1 files changed, 293 insertions, 58 deletions
diff --git a/drivers/gpu/drm/i915/i915_gem.c b/drivers/gpu/drm/i915/i915_gem.c
index 288d7b8f49a..489e2b162b2 100644
--- a/drivers/gpu/drm/i915/i915_gem.c
+++ b/drivers/gpu/drm/i915/i915_gem.c
@@ -96,9 +96,18 @@ i915_gem_wait_for_error(struct drm_device *dev)
 	if (!atomic_read(&dev_priv->mm.wedged))
 		return 0;
 
-	ret = wait_for_completion_interruptible(x);
-	if (ret)
+	/*
+	 * Only wait 10 seconds for the gpu reset to complete to avoid hanging
+	 * userspace. If it takes that long something really bad is going on and
+	 * we should simply try to bail out and fail as gracefully as possible.
+	 */
+	ret = wait_for_completion_interruptible_timeout(x, 10*HZ);
+	if (ret == 0) {
+		DRM_ERROR("Timed out waiting for the gpu reset to complete\n");
+		return -EIO;
+	} else if (ret < 0) {
 		return ret;
+	}
 
 	if (atomic_read(&dev_priv->mm.wedged)) {
 		/* GPU is hung, bump the completion count to account for
@@ -1122,7 +1131,7 @@ int i915_gem_fault(struct vm_area_struct *vma, struct vm_fault *vmf)
 
 	obj->fault_mappable = true;
 
-	pfn = ((dev->agp->base + obj->gtt_offset) >> PAGE_SHIFT) +
+	pfn = ((dev_priv->mm.gtt_base_addr + obj->gtt_offset) >> PAGE_SHIFT) +
 		page_offset;
 
 	/* Finally, remap it using the new GTT offset */
@@ -1132,6 +1141,11 @@ unlock:
 out:
 	switch (ret) {
 	case -EIO:
+		/* If this -EIO is due to a gpu hang, give the reset code a
+		 * chance to clean up the mess. Otherwise return the proper
+		 * SIGBUS. */
+		if (!atomic_read(&dev_priv->mm.wedged))

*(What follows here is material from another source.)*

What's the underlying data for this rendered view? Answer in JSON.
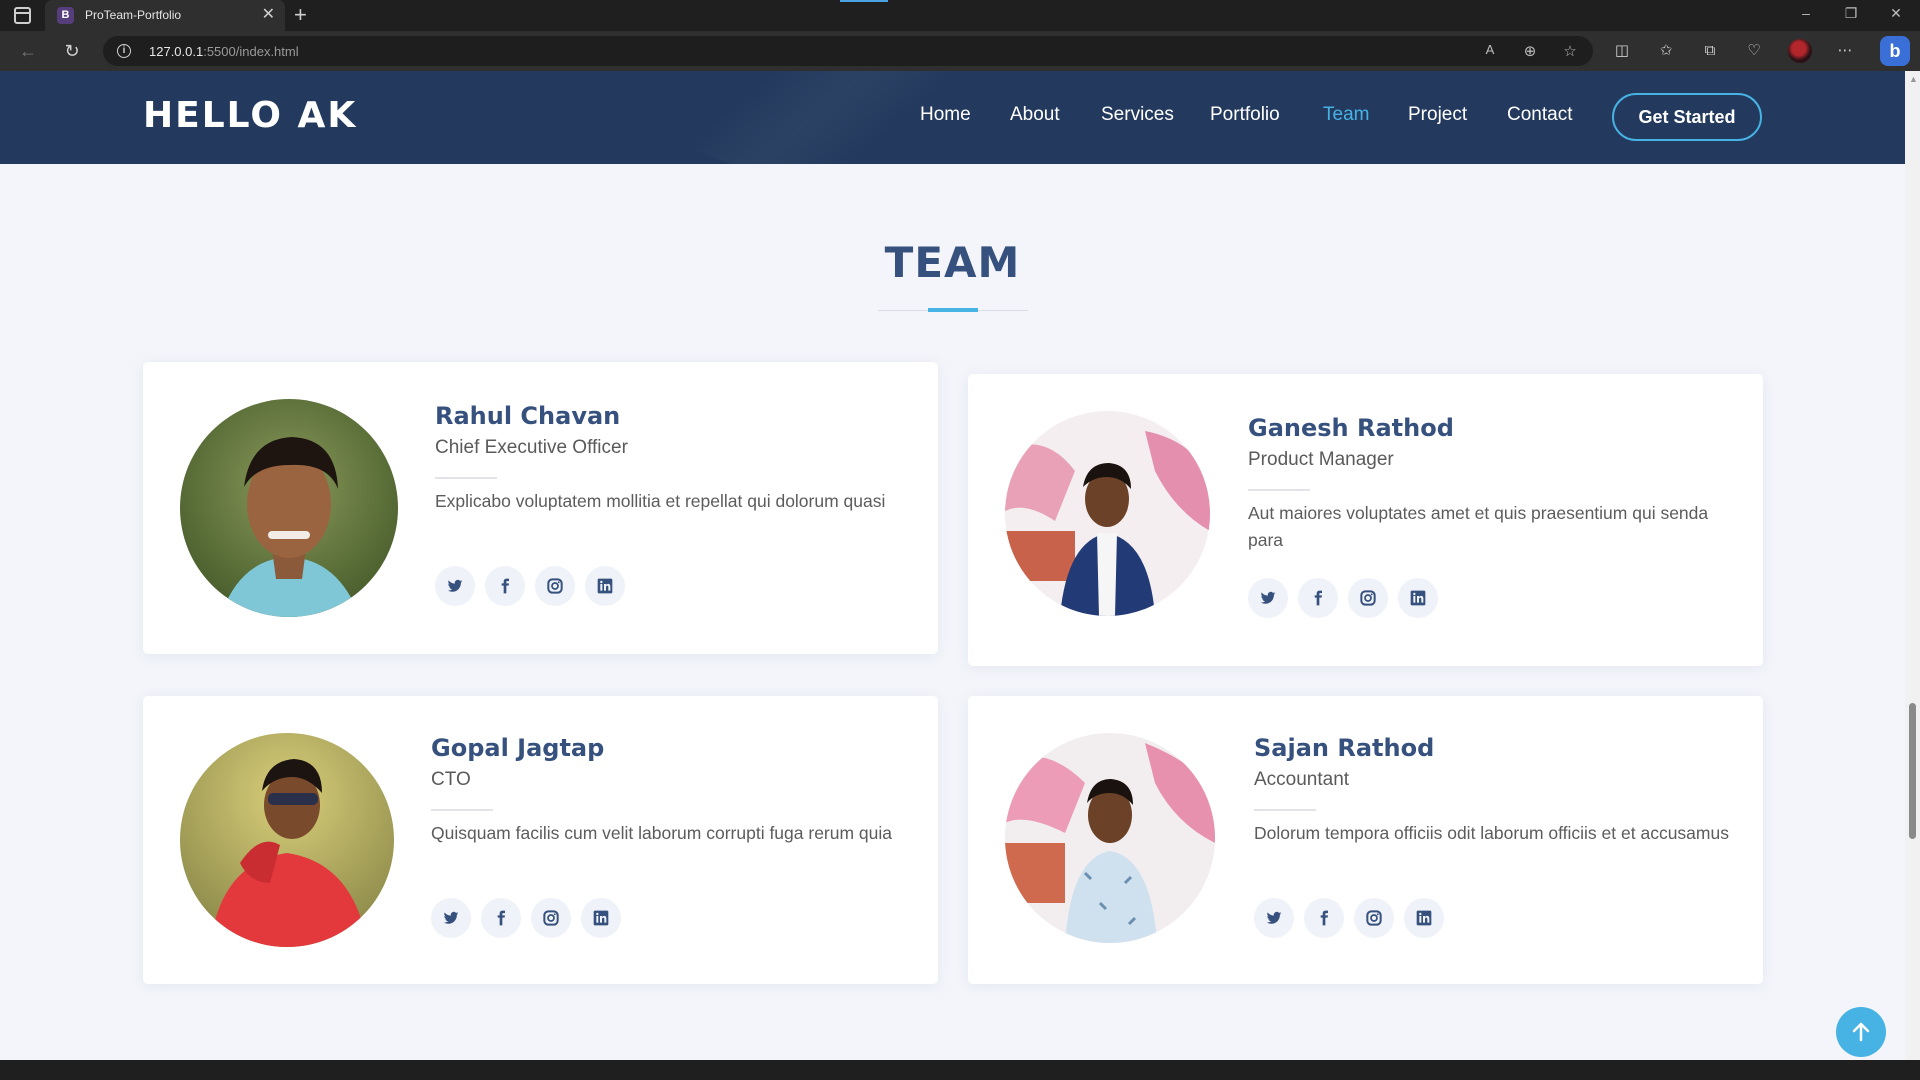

+			return VM_FAULT_SIGBUS;
 	case -EAGAIN:
 		/* Give the error handler a chance to run and move the
 		 * objects off the GPU active list. Next time we service the
@@ -1568,6 +1582,21 @@ i915_add_request(struct intel_ring_buffer *ring,
 	int was_empty;
 	int ret;
 
+	/*
+	 * Emit any outstanding flushes - execbuf can fail to emit the flush
+	 * after having emitted the batchbuffer command. Hence we need to fix
+	 * things up similar to emitting the lazy request. The difference here
+	 * is that the flush _must_ happen before the next request, no matter
+	 * what.
+	 */
+	if (ring->gpu_caches_dirty) {
+		ret = i915_gem_flush_ring(ring, 0, I915_GEM_GPU_DOMAINS);
+		if (ret)
+			return ret;
+
+		ring->gpu_caches_dirty = false;
+	}
+
 	BUG_ON(request == NULL);
 	seqno = i915_gem_next_request_seqno(ring);
 
@@ -1613,6 +1642,9 @@ i915_add_request(struct intel_ring_buffer *ring,
 			queue_delayed_work(dev_priv->wq,
 					   &dev_priv->mm.retire_work, HZ);
 	}
+
+	WARN_ON(!list_empty(&ring->gpu_write_list));
+
 	return 0;
 }
 
@@ -1827,14 +1859,11 @@ i915_gem_retire_work_handler(struct work_struct *work)
 	 */
 	idle = true;
 	for_each_ring(ring, dev_priv, i) {
-		if (!list_empty(&ring->gpu_write_list)) {
+		if (ring->gpu_caches_dirty) {
 			struct drm_i915_gem_request *request;
-			int ret;
 
-			ret = i915_gem_flush_ring(ring,
-						  0, I915_GEM_GPU_DOMAINS);
 			request = kzalloc(sizeof(*request), GFP_KERNEL);
-			if (ret || request == NULL ||
+			if (request == NULL ||
 			    i915_add_request(ring, NULL, request))
 			    kfree(request);
 		}
@@ -1848,11 +1877,10 @@ i915_gem_retire_work_handler(struct work_struct *work)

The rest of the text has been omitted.